Aidan Nichols was born in Lytham St Annes, Lancashire on September 17, 1948. He graduated from Christ Church, Oxford with a First in Modern History in 1970, and entered the Dominican order the same year. He spent the next seven years at Blackfriars, Oxford, being ordained to the priesthood in 1976. From 1977 to 1983 he was a Catholic Chaplain at Edinburgh University, and it was at Edinburgh in 1986 that he took his PhD. Between 1983 and 1991 he was Lecturer in Dogmatics and Ecumenics at the Pontifical University of St. Thomas Aquinas (Angelicum) in Rome.

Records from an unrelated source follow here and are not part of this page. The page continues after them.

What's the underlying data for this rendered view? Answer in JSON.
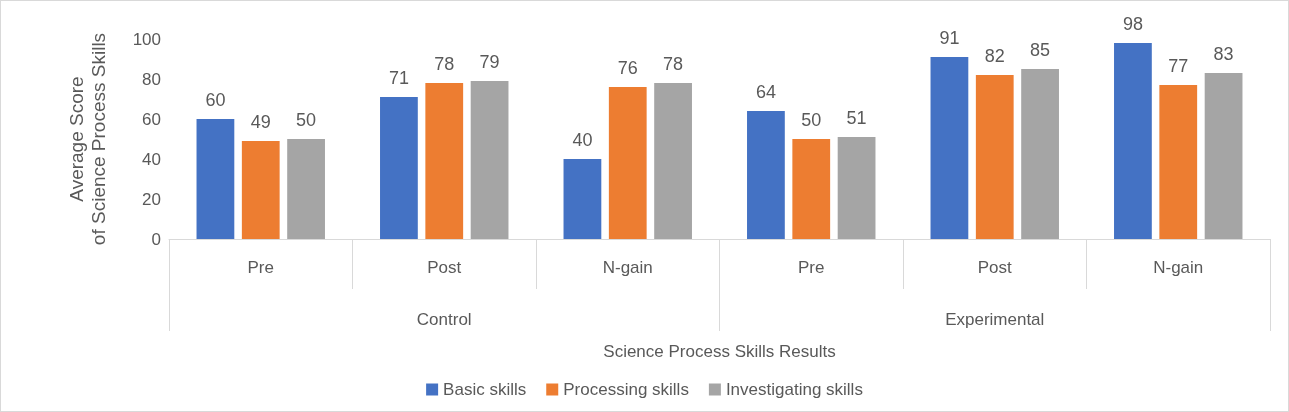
{
  "chart_data": {
    "type": "bar",
    "xlabel": "Science Process Skills Results",
    "ylabel": "Average Score\nof Science Process Skills",
    "categories": [
      "Pre",
      "Post",
      "N-gain",
      "Pre",
      "Post",
      "N-gain"
    ],
    "annotations": [
      "Control",
      "Experimental"
    ],
    "series": [
      {
        "name": "Basic skills",
        "color": "#4472c4",
        "values": [
          60,
          71,
          40,
          64,
          91,
          98
        ]
      },
      {
        "name": "Processing skills",
        "color": "#ed7d31",
        "values": [
          49,
          78,
          76,
          50,
          82,
          77
        ]
      },
      {
        "name": "Investigating skills",
        "color": "#a5a5a5",
        "values": [
          50,
          79,
          78,
          51,
          85,
          83
        ]
      }
    ],
    "ylim": [
      0,
      100
    ],
    "yticks": [
      0,
      20,
      40,
      60,
      80,
      100
    ],
    "grid": false,
    "legend": "bottom",
    "data_labels": true
  }
}
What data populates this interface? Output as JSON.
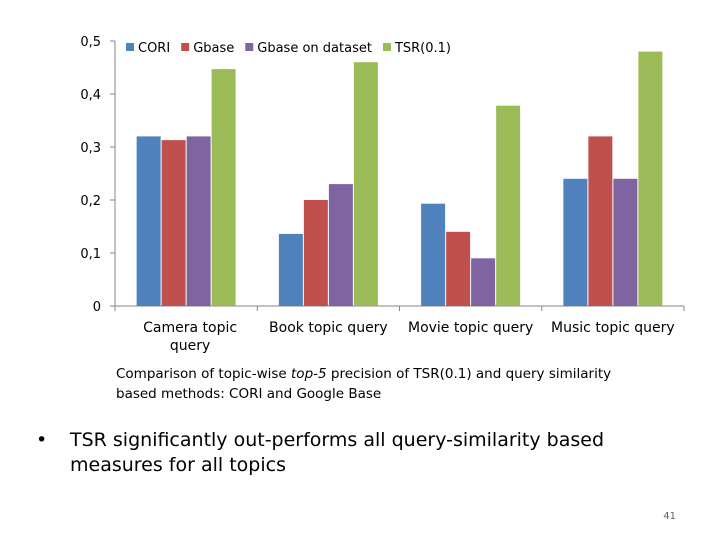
{
  "chart_data": {
    "type": "bar",
    "categories": [
      "Camera topic query",
      "Book topic query",
      "Movie topic query",
      "Music topic query"
    ],
    "series": [
      {
        "name": "CORI",
        "color": "#4f81bd",
        "values": [
          0.32,
          0.136,
          0.193,
          0.24
        ]
      },
      {
        "name": "Gbase",
        "color": "#c0504d",
        "values": [
          0.313,
          0.2,
          0.14,
          0.32
        ]
      },
      {
        "name": "Gbase on dataset",
        "color": "#8064a2",
        "values": [
          0.32,
          0.23,
          0.09,
          0.24
        ]
      },
      {
        "name": "TSR(0.1)",
        "color": "#9bbb59",
        "values": [
          0.447,
          0.46,
          0.378,
          0.48
        ]
      }
    ],
    "yticks": [
      "0",
      "0,1",
      "0,2",
      "0,3",
      "0,4",
      "0,5"
    ],
    "ylim": [
      0,
      0.5
    ],
    "grid": false,
    "legend_position": "top"
  },
  "caption": {
    "prefix": "Comparison of topic-wise ",
    "emphasis": "top-5",
    "suffix": " precision of TSR(0.1) and query similarity based methods: CORI and Google Base"
  },
  "bullet": {
    "marker": "•",
    "text": "TSR significantly out-performs all query-similarity based measures for all topics"
  },
  "page_number": "41"
}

In 1990 he was awarded a Licentiate in Theology from the Angelicum. From Rome he moved back to England and to Cambridge, where he began as Assistant Catholic Chaplain, then as an Affiliated University Lecturer (1998-) and finally as Prior of St. Michael's (1998-2004). He still lives at the priory in Cambridge, though during academic terms he is based at Greyfriars, Oxford: which is, ironically, a Franciscan friary.

[edit] Academic Work

Fr. Nichols began his academic work in the Russian theological tradition and has written on Sergei Bulgakov. However he is best known for his work on Hans Urs von Balthasar, publishing three analytic volumes on Von Balthasar's famous 'trilogy': 'The Word Has Been Abroad: A Guide Through Balthasar's Aesthetics' (1998), 'No Bloodless Myth: A Guide Through Balthasar’s Dramatics' (2000) and 'Say It Is Pentecost: A Guide Through Balthasar’s Logic' (2001). Fr. Aidan was also one of the contributors to the recent 'Cambridge Companion to Von Balthasar' (2004), along with Fergus Kerr OP and Rowan Williams, the Archbishop of Canterbury. Elsewhere he has also written on 'The Theology of Joseph Ratzinger' (1988), the theological history of Anglicanism in 'The Panther and the Hind' (1993) and a more general work on religion in the modern world, 'Christendom Awake' (1993).